Automatic portability seen as a stopper for small 401(k) plan leaks
In July 2019, the Retirement Clearinghouse gained an edge over its competitors when it received a Prohibited Transaction Exemption from the Department of Labor that allowed it to automatically transfer funds on a so-called negative consent basis, meaning that could transfer funds without participants explicitly consenting to the rollover. Generally, participants must affirmatively “enroll” in order to have their account balance transferred to another employer’s plan.
Retirement Clearinghouse — the only retirement account rollover company to receive such an exemption from the Department of Labor — is looking to grow its network of participating registrars. So far, it has two: Alight and Vanguard, which joined the clearinghouse in September and are expected to offer a self-porting service to its plan sponsor clients this year.
“We believe that others will join the network in the not too distant future,” Mr. Ringquist said, referring to archivists.
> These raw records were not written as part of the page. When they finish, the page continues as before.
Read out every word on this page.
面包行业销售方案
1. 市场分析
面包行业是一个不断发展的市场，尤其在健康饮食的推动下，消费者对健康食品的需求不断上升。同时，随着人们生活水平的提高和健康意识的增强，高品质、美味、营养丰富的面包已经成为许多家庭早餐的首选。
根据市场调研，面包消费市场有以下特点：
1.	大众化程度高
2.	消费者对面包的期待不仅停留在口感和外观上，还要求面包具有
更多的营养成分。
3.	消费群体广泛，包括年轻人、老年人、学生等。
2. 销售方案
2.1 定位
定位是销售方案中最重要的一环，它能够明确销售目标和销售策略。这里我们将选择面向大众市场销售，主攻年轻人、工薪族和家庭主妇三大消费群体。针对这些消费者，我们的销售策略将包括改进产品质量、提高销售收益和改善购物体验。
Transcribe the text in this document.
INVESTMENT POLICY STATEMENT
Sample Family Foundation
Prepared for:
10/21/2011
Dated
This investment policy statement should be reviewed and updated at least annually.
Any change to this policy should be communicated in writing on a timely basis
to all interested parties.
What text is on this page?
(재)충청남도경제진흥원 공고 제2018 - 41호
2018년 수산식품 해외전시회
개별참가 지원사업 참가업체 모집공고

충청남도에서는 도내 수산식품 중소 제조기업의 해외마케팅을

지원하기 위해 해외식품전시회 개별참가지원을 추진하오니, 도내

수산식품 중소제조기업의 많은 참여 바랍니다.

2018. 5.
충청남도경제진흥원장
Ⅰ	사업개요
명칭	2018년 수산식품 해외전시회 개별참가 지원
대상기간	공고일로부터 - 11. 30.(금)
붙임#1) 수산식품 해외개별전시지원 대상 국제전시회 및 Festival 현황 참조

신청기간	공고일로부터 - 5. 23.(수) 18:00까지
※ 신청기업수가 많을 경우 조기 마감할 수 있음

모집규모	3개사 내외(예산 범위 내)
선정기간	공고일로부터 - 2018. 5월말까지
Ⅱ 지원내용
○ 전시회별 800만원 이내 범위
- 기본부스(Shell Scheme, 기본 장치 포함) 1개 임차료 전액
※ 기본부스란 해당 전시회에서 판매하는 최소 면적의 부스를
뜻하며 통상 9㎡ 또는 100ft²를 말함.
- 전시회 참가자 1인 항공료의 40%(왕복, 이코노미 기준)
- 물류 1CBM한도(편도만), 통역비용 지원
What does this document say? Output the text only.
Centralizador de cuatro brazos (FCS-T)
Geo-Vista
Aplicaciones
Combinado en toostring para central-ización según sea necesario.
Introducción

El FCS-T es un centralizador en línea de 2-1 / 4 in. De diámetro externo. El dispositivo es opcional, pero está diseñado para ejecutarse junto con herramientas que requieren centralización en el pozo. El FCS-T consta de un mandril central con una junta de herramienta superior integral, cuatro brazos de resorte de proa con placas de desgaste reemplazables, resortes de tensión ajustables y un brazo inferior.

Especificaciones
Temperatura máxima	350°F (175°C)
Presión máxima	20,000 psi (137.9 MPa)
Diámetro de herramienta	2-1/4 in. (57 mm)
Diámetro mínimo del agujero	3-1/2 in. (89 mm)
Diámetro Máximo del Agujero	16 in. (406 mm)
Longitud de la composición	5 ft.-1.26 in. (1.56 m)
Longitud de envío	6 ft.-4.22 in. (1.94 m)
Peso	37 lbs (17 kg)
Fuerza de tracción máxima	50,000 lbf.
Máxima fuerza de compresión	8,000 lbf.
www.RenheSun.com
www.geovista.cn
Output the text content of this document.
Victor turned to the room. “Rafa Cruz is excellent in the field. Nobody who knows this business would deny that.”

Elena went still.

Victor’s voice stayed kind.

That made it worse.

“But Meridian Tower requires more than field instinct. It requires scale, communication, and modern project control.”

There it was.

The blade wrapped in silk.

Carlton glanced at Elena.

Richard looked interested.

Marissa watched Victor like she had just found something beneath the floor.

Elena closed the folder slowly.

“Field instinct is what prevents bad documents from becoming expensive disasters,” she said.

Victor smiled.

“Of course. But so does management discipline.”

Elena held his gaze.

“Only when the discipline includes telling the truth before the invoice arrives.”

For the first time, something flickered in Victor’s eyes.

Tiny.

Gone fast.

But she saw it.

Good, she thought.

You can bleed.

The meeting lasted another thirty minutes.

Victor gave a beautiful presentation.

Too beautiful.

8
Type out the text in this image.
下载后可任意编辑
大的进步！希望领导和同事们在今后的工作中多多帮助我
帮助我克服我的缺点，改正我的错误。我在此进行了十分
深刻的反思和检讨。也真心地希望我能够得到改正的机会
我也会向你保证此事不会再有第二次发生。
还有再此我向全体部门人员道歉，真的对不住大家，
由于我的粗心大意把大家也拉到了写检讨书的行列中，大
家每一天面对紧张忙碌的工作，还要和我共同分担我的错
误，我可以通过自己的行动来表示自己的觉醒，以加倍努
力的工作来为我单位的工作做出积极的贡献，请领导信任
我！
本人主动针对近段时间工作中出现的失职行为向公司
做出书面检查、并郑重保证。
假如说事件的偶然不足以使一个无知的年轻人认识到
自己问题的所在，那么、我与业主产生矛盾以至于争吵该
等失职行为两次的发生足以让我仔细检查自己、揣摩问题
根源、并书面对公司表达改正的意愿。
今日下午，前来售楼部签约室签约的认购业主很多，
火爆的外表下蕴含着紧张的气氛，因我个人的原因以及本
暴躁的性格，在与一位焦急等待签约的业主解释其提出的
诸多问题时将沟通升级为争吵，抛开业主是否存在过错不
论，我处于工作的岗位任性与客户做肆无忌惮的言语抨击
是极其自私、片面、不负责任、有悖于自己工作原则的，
He declined to say which or how many registrars should join the network or when. “We are under non-disclosure agreements with potential curators and cannot be more specific,” he said.
Archivists have been slow to join us due to the lengthy due diligence process they have to go through with the clearinghouse, he added. Once archive managers have cleared this hurdle, they must weigh automatic portability against other project priorities.
“In some cases, it could take a year or two to establish a priority queue,” he said.
Participating registry holders will use the same price to charge participants for the auto portability service, consistent with the price set out in the prohibited transaction exemption the Department of Labor granted Retirement Clearinghouse, Ringquist said.
Participants pay a one-time transaction fee for balances successfully transferred into their current employer’s plan. Fees are based on account size and never exceed $59, Ringquist said.
So far, Alight has signed up with a “handful of plan sponsors” – less than 10, Mr Long said – who have added automatic portability to their retirement plans. A total of 120,000 people are now eligible to have their small accounts moved, he said.
Virtually every plan sponsor he spoke to thinks auto portability is a good idea, but most don’t want to be first, preferring to wait until there are more people in the clearinghouse, a said Mr. Long.
Long predicts that automatic portability over time will be “standard operating procedure,” much like auto-enrollment and auto-escalation, as more plan sponsors implement the service. and that their worries about being among the first fade away.
Additionally, Long sees the portability of the automobile in pension plans as being particularly useful for employers in low-wage, high-turnover industries. One of its diet sponsor clients who has signed up for car portability, for example, is a large supermarket chain where “grocery bagging and shelf stocking” jobs don’t pay well or long term, he said.
“These are the types of businesses that need it the most,” he said, referring to automotive portability.